For my nerdy friends (do I have any other kind?), a new way to use their white coats and safety glasses. (Thanks to Dave H. for the link).
8:30:55 PM    

Net Neutrality Kicked out of the House: What's Next and Why Should You Care?: Also worth a look is a fresh piece from today's Inquirer on the importance of network neutrality. This piece argues, appropriately I think, for the preservation of 'the democratic openness of the Internet' as 'a key to its world-changing power':

As you sit at your home computer, the issue may seem arcane, the concern overstated. Your broadband connection is working just fine, so what's the problem?

One way to think through the issue is to jot a list of the killer applications the Internet has spawned, such as Google's search engine, eBay's online auction, or the various Weblog programs.

Did any of them emerge from the bowels of a phone or cable company?

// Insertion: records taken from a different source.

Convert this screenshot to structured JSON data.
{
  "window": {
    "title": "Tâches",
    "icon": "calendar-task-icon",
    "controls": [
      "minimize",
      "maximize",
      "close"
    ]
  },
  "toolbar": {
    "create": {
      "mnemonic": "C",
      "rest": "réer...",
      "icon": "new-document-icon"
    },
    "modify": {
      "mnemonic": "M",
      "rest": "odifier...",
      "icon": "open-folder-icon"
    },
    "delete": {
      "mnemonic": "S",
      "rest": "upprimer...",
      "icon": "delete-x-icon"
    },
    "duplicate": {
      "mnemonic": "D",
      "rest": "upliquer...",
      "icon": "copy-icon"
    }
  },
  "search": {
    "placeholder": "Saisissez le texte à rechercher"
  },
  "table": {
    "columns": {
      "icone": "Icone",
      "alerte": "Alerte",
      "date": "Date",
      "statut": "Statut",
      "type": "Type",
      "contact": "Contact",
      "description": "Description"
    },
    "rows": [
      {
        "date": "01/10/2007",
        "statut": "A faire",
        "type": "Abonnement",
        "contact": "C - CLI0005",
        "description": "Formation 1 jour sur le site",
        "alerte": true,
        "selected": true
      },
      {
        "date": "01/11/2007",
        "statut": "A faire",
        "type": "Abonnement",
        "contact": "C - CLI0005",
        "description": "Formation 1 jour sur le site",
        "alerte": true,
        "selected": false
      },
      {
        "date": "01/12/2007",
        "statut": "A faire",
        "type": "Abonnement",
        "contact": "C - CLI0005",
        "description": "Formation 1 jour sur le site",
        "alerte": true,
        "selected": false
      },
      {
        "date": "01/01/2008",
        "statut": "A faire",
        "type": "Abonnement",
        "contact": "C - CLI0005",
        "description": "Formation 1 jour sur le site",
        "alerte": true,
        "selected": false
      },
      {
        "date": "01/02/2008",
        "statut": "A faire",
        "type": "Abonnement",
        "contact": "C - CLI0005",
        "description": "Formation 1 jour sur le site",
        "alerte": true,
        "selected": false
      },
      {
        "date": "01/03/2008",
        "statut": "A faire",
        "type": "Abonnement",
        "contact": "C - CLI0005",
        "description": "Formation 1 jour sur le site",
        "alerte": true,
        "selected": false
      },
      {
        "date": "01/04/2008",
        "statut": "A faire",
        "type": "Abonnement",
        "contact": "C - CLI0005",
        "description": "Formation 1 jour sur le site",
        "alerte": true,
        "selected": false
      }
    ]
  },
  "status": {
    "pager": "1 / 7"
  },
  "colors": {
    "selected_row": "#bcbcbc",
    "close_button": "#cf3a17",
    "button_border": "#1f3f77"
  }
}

Nope, they were innovations that started small, but found huge publics thanks to the Internet's openness. (full text)

(Via Philly Future - Philadelphia's Blog Community.)

Not bad. But one thing that just about every pro-net neutrality writer leaves out is the fact that eBay, Yahoo!, or Google already pay their ISPs to send their replies to our HTTP requests. What the local access providers (cable and telecoms) want is to force them to pay twice, first for their access to the backbone, and then for our reception of the packets they send us in reply to our requests. No one is stopping the local providers from charging more to their local-loop customers, or from negotiating different peering arrangements with other providers, if they believe that they cannot cover their capital costs and return on investment. Meaning that their alleged problem with the cost of upgrading the local loop is not the real issue. The real issues are control, the ability to charge a toll on those that have successful businesses, and the ability to protect their own inferior offerings.